We started small, Hominy’s local fame and adoration proving invaluable. He’d soft-shoe his way inside, bust out an insanely intricate song-and-dance routine from old Chitlin’ Circuit days that would’ve made the Nicholas Brothers, Honi Coles, and Buck and Bubbles green with blackface envy:
’Cause my hair is curly
Just because my teeth are pearly
Just because I always wear a smile
Like to dress up in the latest style
’Cause I’m glad I’m livin’
I take these troubles all with a smile
Just because my color’s shady
Makes no difference, maybe
Why they call me “Shine”
Then, as if it were part of the act, he’d stick a COLORED ONLY sign in the storefront window of a restaurant or beauty shop. No one ever took them down, at least not in front of us; he’d worked too hard for it.
* * *
Sometimes in homage to my father, if Hominy was on his lunch break or asleep in the truck, I’d enter wearing Dad’s white lab coat and carrying a clipboard. I’d hand the owner my card and explain that I was with the Federal Department of Racial Injustice, and was conducting a monthlong study on the effects of “racial segregation on the normative behaviors of the racially segregated.” I’d offer them a flat fifty-dollar fee and three signs to choose from: BLACK, ASIAN, AND LATINO ONLY; LATINO, ASIAN, AND BLACK ONLY; and NO WHITES ALLOWED. I was surprised how many small-business people offered to pay me to display the NO WHITES ALLOWED sign. And like most social experiments, I never did the promised follow-up, but after the month was up, it wasn’t unusual to get calls from the proprietors asking Dr. Bonbon if they could keep the signs in the windows because they made their clientele feel special. “The customers love it.

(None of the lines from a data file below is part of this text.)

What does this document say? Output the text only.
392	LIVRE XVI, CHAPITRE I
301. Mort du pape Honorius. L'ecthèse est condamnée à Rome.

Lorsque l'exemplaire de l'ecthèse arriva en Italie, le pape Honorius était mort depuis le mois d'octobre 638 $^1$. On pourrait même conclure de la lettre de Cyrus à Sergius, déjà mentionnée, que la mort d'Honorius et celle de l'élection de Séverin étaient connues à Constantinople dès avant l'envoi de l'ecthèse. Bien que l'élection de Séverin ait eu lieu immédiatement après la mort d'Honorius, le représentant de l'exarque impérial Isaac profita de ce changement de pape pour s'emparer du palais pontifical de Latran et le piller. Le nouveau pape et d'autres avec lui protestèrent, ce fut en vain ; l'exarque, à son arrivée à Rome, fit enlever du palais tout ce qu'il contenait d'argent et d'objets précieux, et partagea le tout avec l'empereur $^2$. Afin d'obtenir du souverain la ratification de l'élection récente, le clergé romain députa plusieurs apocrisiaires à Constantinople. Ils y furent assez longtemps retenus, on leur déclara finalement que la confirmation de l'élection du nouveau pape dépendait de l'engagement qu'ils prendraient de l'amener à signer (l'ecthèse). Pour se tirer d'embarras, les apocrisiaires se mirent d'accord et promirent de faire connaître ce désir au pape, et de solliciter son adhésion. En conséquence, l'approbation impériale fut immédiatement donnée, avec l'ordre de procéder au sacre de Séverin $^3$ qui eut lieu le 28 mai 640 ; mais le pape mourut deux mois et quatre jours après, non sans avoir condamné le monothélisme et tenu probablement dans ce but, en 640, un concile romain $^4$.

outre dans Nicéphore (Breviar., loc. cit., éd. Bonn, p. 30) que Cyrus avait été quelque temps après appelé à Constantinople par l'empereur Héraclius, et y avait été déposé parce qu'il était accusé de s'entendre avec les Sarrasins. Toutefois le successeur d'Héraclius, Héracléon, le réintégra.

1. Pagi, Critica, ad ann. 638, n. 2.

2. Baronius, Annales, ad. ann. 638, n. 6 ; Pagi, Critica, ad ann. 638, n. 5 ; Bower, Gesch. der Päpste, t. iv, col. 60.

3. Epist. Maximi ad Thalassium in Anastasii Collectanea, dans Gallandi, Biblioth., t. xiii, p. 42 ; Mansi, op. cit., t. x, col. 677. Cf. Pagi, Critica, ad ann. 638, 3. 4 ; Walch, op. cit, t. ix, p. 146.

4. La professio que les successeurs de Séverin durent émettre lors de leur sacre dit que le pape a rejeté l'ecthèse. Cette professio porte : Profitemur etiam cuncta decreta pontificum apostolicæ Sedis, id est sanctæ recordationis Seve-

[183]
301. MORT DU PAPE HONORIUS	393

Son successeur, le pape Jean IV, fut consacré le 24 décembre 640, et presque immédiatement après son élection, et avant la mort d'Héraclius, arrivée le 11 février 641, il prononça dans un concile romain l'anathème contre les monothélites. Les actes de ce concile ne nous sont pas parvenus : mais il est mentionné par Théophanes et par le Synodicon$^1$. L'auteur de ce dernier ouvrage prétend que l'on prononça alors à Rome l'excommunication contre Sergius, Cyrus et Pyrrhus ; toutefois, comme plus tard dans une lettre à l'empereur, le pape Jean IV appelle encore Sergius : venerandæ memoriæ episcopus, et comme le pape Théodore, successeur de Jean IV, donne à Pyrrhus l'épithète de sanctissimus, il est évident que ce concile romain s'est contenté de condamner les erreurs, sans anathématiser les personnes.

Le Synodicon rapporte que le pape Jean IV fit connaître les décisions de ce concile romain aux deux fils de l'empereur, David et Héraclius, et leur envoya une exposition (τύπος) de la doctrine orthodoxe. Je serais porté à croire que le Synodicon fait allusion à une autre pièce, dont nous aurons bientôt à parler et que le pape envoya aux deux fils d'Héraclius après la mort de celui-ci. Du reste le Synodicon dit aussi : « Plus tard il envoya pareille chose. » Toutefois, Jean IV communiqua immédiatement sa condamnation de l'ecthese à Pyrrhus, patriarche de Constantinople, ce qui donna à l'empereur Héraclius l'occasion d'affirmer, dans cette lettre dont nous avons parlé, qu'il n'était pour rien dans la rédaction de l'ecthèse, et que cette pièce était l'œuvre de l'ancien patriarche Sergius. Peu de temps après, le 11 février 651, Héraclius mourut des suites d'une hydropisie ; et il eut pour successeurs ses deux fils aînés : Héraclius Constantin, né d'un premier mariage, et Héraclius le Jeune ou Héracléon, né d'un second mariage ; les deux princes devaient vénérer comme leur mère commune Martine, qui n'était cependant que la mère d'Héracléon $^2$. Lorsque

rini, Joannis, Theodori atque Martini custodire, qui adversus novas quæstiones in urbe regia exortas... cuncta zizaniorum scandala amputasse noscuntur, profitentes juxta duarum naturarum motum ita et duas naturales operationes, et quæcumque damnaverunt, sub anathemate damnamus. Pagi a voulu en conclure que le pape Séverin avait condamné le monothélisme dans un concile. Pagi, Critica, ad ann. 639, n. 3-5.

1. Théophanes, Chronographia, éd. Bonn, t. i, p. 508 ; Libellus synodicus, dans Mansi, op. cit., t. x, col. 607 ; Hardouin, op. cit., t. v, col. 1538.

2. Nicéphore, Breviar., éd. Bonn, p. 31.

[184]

It’s like they belong to a private club that’s public!”
It didn’t take long to convince the manager of the Meralta, the only movie theater in town, that he could cut his complaints
in half if he designated floor seating as WHITE AND NON-TALKERS ONLY, while reserving the balcony for BLACKS, LATINOS, AND THE HEARING IMPAIRED. We didn’t always ask permission; with paint and brush we changed the opening hours of the Wanda Coleman Public Library from “Sun–Tue: Closed, Wed–Sat: 10–5:30” to “Sun–Tue: Whites Only, Wed–Sat: Colored Only.” As word started to spread of the success Charisma was having at Chaff Middle School, every now and then an organization would seek me out for a little personalized segregation. In looking to reduce the youth crime rate in the neighborhood, the local chapter of Un Millar de Muchachos Mexicanos (o Los Emes) wanted to do something other than midnight basketball. “Something a little more conducive to the Mexican and Native American stature,” a sporting endeavor that didn’t require a lot of space where the kids could compete on equal footing. Name-dropping the hoop success of Eduardo Nájera, Tahnee Robinson, Earl Watson, Shoni Schimmel, and Orlando Méndez-Valdez did nothing to dissuade them.
The meeting was brief, consisting of two questions on my part.
First: “Do you have any money?”
“We just got a $100,000 grant from Wish Upon a Star.”
Second: “I thought they only did things for dying kids?”
“Exactly.”
During the height of the government enforcement of the Civil Rights Act, some segregated townships filled in their municipal pools rather than let nonwhite kids share in the perverse joy of peeing in the water. But in an inspired act of reverse segregation, we used the money to hire a lifeguard who posed as a homeless person and built a “Whites Only” swimming pool surrounded by a chain-link fence that the kids loved to hop, so they could play Marco Polo and hold their collective breaths underwater whenever they spotted a patrol car passing by.